He hallado muchas cosas buenas

He hallado muchas cosas buenas

Relatado por Arthur Bonno

TRANSCURRÍA el año 1951. Mi esposa, Edith, y yo nos encontrábamos en una asamblea de distrito cuando se anunció que habría una reunión para los interesados en el servicio misionero.

—¿Y si vamos a la reunión? —le dije a Edith con entusiasmo.

—Art, eso no es para nosotros —contestó ella.

—Anda, Edie, aunque sea solo para escuchar.

Asistimos a la reunión y, al terminar, nos ofrecieron dos solicitudes para la Escuela de Galaad.

—¡Vamos a llenarlas! —animé a mi esposa.

—Pero, Art, ¿y nuestras familias?

Un año y medio más tarde asistimos a la Escuela de Galaad, y nos destinaron al Ecuador, en Sudamérica.

Como habrá podido notar por esta conversación, yo era contundente y dinámico, mientras que Edith era más tranquila y moderada. Ella había crecido en Elizabeth, un pueblito de Pensilvania (Estados Unidos), y nunca había tenido la oportunidad de conocer gente de otros países o de viajar lejos, por lo que le resultó muy difícil separarse de su familia. Con todo, aceptó sin reservas la idea de servir en el extranjero. Llegamos al Ecuador en 1954, donde hemos permanecido hasta el día de hoy. Durante todos estos años de servicio misionero hemos hallado muchas cosas buenas. ¿Qué le parece si le cuento algunas?

Hermosos recuerdos

Al llegar, fuimos asignados a la capital del Ecuador, Quito, una ciudad enclavada en los Andes, a 2.850 metros (9.000 pies) de altura. El viaje en tren y en camión desde la ciudad costera de Guayaquil nos tomó dos días (hoy, el recorrido toma apenas treinta minutos en avión). Allí disfrutamos de cuatro años inolvidables hasta que, en 1958, fui nombrado superintendente de circuito. Sin duda, eso también fue algo muy bueno.
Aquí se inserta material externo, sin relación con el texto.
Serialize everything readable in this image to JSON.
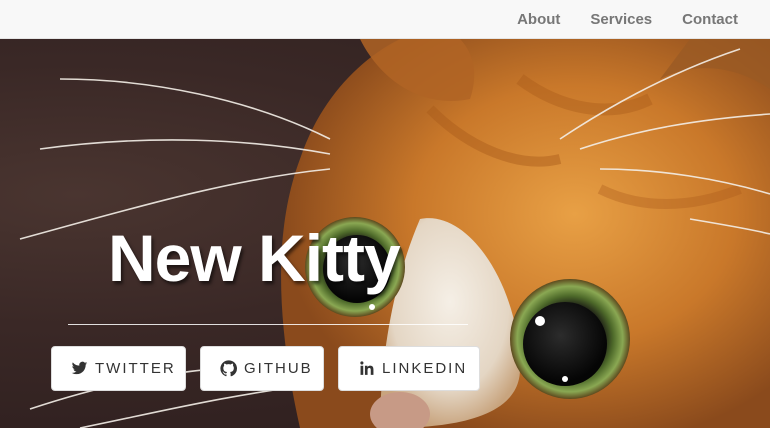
{
  "nav": {
    "links": [
      "About",
      "Services",
      "Contact"
    ]
  },
  "hero": {
    "title": "New Kitty",
    "buttons": [
      {
        "label": "TWITTER",
        "icon": "twitter-icon"
      },
      {
        "label": "GITHUB",
        "icon": "github-icon"
      },
      {
        "label": "LINKEDIN",
        "icon": "linkedin-icon"
      }
    ]
  },
  "colors": {
    "navbar_bg": "#f8f8f8",
    "nav_text": "#777777",
    "button_text": "#333333",
    "fur": "#d8862e"
  }
}
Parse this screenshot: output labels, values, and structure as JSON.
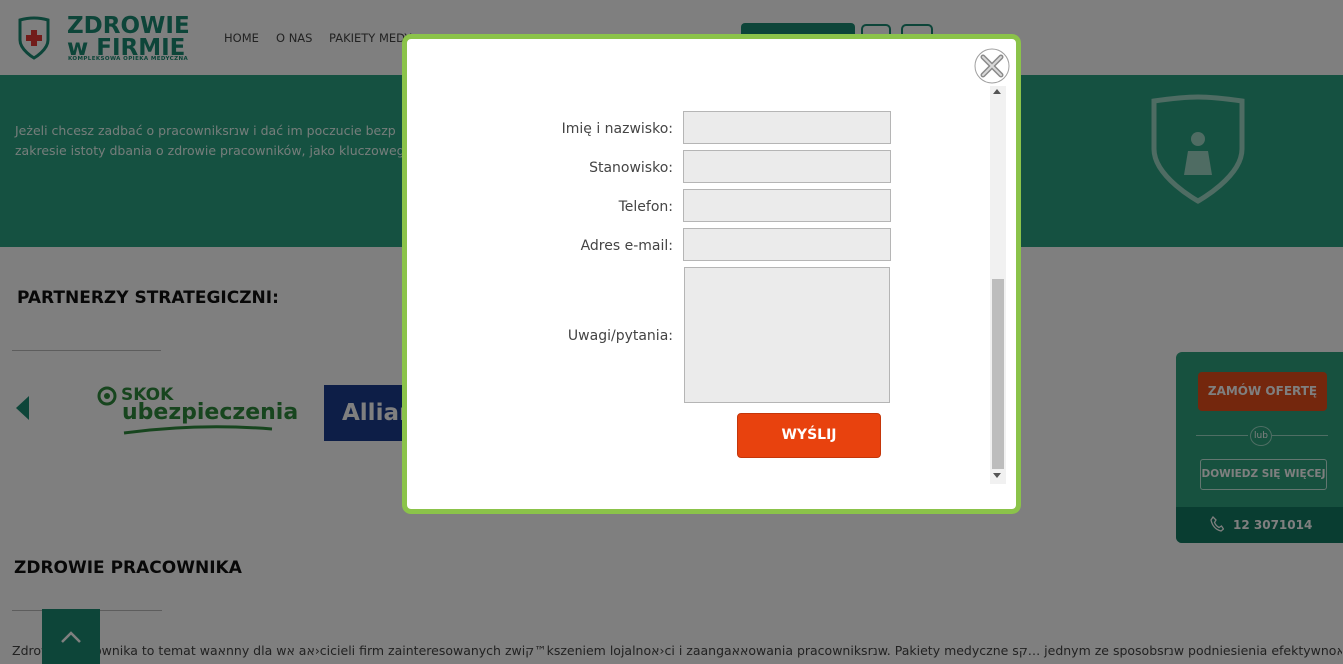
{
  "header": {
    "logo_line1": "ZDROWIE",
    "logo_line2": "w FIRMIE",
    "logo_subtitle": "KOMPLEKSOWA OPIEKA MEDYCZNA",
    "nav": [
      "HOME",
      "O NAS",
      "PAKIETY MEDY"
    ]
  },
  "banner": {
    "line1": "Jeżeli chcesz zadbać o pracowniksrנw i dać im poczucie bezp",
    "line2": "zakresie istoty dbania o zdrowie pracowników, jako kluczowego"
  },
  "partners": {
    "title": "PARTNERZY STRATEGICZNI:",
    "skok_line1": "SKOK",
    "skok_line2": "ubezpieczenia",
    "allianz": "Allianz"
  },
  "section": {
    "title": "ZDROWIE PRACOWNIKA",
    "body": "Zdrowie pracownika to temat waאnny dla wא aא›cicieli firm zainteresowanych zwiק™kszeniem lojalnoא›ci i zaangaאאowania pracowniksrנw. Pakiety medyczne sק… jednym ze sposobsrנw podniesienia efektywnoא›ci"
  },
  "side_widget": {
    "order_label": "ZAMÓW OFERTĘ",
    "lub": "lub",
    "learn_label": "DOWIEDZ SIĘ WIĘCEJ",
    "phone": "12 3071014"
  },
  "modal": {
    "form": {
      "name_label": "Imię i nazwisko:",
      "position_label": "Stanowisko:",
      "phone_label": "Telefon:",
      "email_label": "Adres e-mail:",
      "notes_label": "Uwagi/pytania:",
      "submit_label": "WYŚLIJ"
    }
  },
  "colors": {
    "brand_green": "#1a8a73",
    "banner_green": "#2aa283",
    "modal_border": "#8bc34a",
    "submit_orange": "#e8420e",
    "side_order_orange": "#e94e1b"
  }
}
En aquel entonces solo había dos pequeños circuitos en todo el país. Así que, además de visitar congregaciones, pasábamos varias semanas al año predicando en poblados indígenas donde no había Testigos. A menudo, el único alojamiento que conseguíamos era un cuartito sin ventanas con un solo mueble: la cama. Por eso viajábamos con una caja de madera, donde, además de ropa, llevábamos cosas tales como una hornilla de queroseno, una sartén, platos, una palangana, sábanas y un mosquitero. Además, siempre cargábamos con periódicos viejos para tapar los agujeros de las paredes y hacerles un poco más difícil la entrada a las ratas.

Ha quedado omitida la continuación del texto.